We are in a capital-intensive business and we
do not have sufficient funds to finance the growth of our business or the costs of our development projects or to support our projected
capital expenditures indefinitely. As a result, we will very likely require additional funds from future equity or debt financings, which
may include the issuance of shares of preferred stock, convertible debt, or warrants to purchase shares of common stock, to purchase capital
equipment, complete the development of new products and pay the general and administrative costs of our business. We may in the future
issue our previously authorized and unissued securities, resulting in the dilution of the ownership interests of holders of our common
stock. We are currently authorized to issue 250,000,000 shares of common stock. The potential issuance of additional shares of common
stock or of preferred stock or convertible debt may create downward pressure on the market price of our common stock. We may also issue
additional shares of common stock or other securities that are convertible into or exercisable for common stock in the future for capital
raising purposes or for other business purposes. Our future issuance of a substantial number of shares of common stock or the sale of
a substantial number of shares in the public market, or the perception that such issuances or sales could occur, could adversely affect
the prevailing market price of our common stock. A decline in the market price of our common stock could make it more difficult to raise
funds through future offerings of our common stock or securities convertible into common stock.
In addition, these new securities could contain
provisions, such as priorities on distributions and voting rights, that could affect the value of our existing shares of common stock.
Our executive officers and directors possess
significant voting power with respect to our common stock, which will limit your influence on corporate matters.
As of February 27, 2026, our directors and executive
officers collectively beneficially own approximately 12.4% of the shares of our common stock including the beneficial ownership of Dr.
Yuping Huang of 10.9% of the shares of our common stock.
29
As a result, our insiders have the ability to
significantly influence our management and affairs through the election and removal of the members of our board of directors (the “Board”)

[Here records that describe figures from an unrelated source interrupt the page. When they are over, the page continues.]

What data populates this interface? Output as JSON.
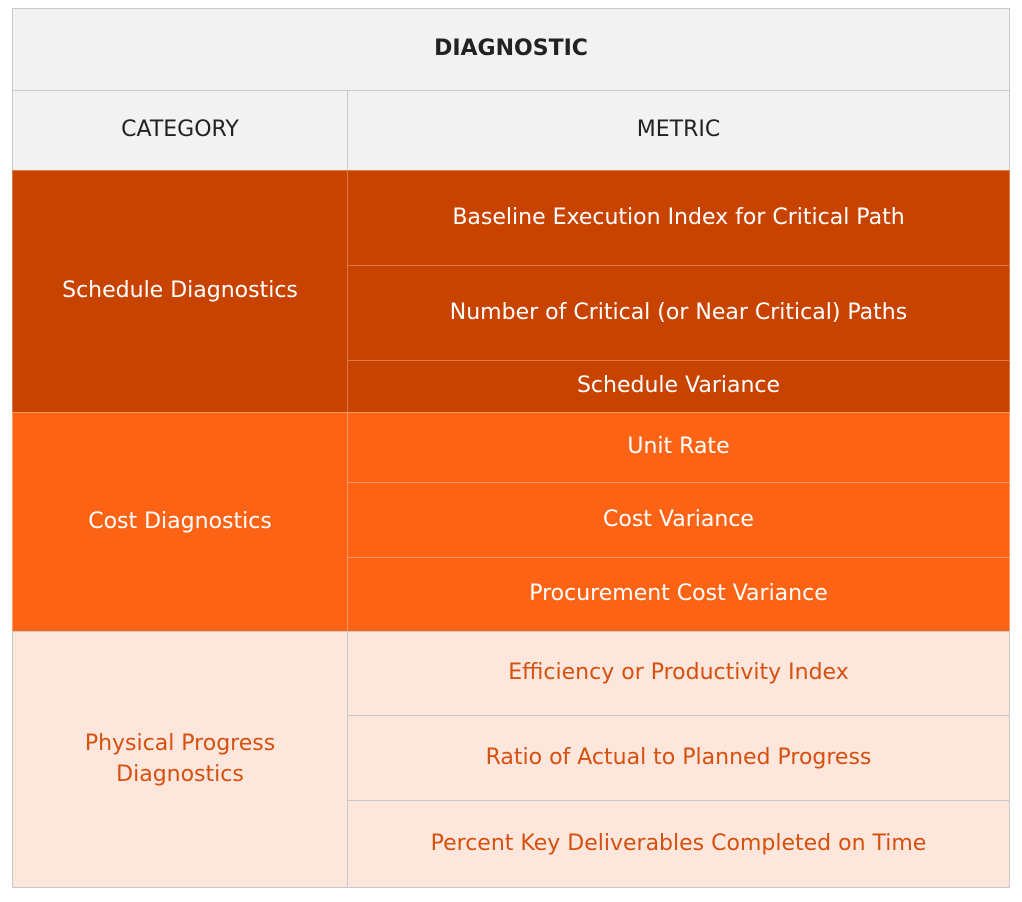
{
  "header": {
    "title": "DIAGNOSTIC"
  },
  "table": {
    "columns": [
      "CATEGORY",
      "METRIC"
    ],
    "groups": [
      {
        "category": "Schedule Diagnostics",
        "metrics": [
          "Baseline Execution Index for Critical Path",
          "Number of Critical (or Near Critical) Paths",
          "Schedule Variance"
        ]
      },
      {
        "category": "Cost Diagnostics",
        "metrics": [
          "Unit Rate",
          "Cost Variance",
          "Procurement Cost Variance"
        ]
      },
      {
        "category": "Physical Progress Diagnostics",
        "metrics": [
          "Efficiency or Productivity Index",
          "Ratio of Actual to Planned Progress",
          "Percent Key Deliverables Completed on Time"
        ]
      }
    ]
  }
}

and all other matters requiring stockholder approval, including any future merger, consolidation or sale of all or substantially all
of our assets. This concentrated voting power could discourage others from initiating any potential merger, takeover or other change-of-control
transaction that may otherwise be beneficial to our stockholders. Furthermore, this concentrated control will limit the practical effect
of your influence over our business and affairs, through any stockholder vote or otherwise. Any of these effects could depress the market
price of our common stock.
Our articles of incorporation grant the
Board the power to issue additional shares of common and preferred shares and to designate other classes of preferred shares, all without
stockholder approval.
Our authorized capital consists of 260,000,000
shares of capital stock of which 10,000,000 shares are authorized as preferred stock. The Board, without any action by our stockholders,
may designate and issue shares of preferred stock in such series as it deems appropriate and establish the rights, preferences and privileges
of such shares, including dividends, liquidation and voting rights, provided it is consistent with Delaware law. To date the Board has
authorized two classes of Preferred, Series A and Series B, for a total of 4,630,000 authorized shares, leaving an additional 5,370,000
preferred shares to be authorized at the discretion of the Board.

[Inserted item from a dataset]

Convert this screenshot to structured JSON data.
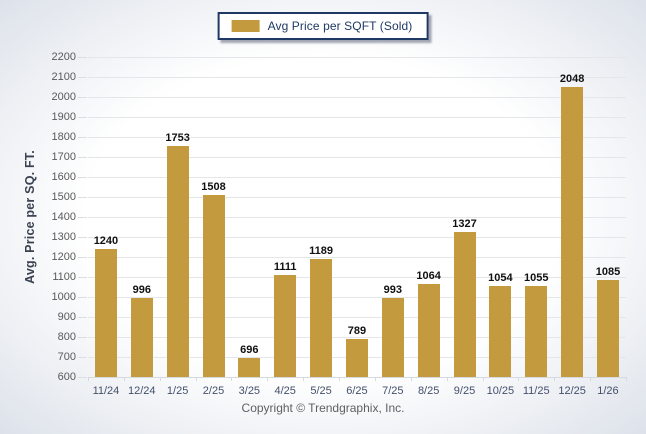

The rights of holders of our preferred stock that
may be issued could be superior to the rights of holders of our shares of common stock. The designation and issuance of shares of capital
stock having preferential rights could adversely affect other rights appurtenant to shares of our common stock. Furthermore, any issuances
of additional stock (common or preferred) will dilute the percentage of ownership interest of then-current holders of our capital stock
and may dilute our book value per share.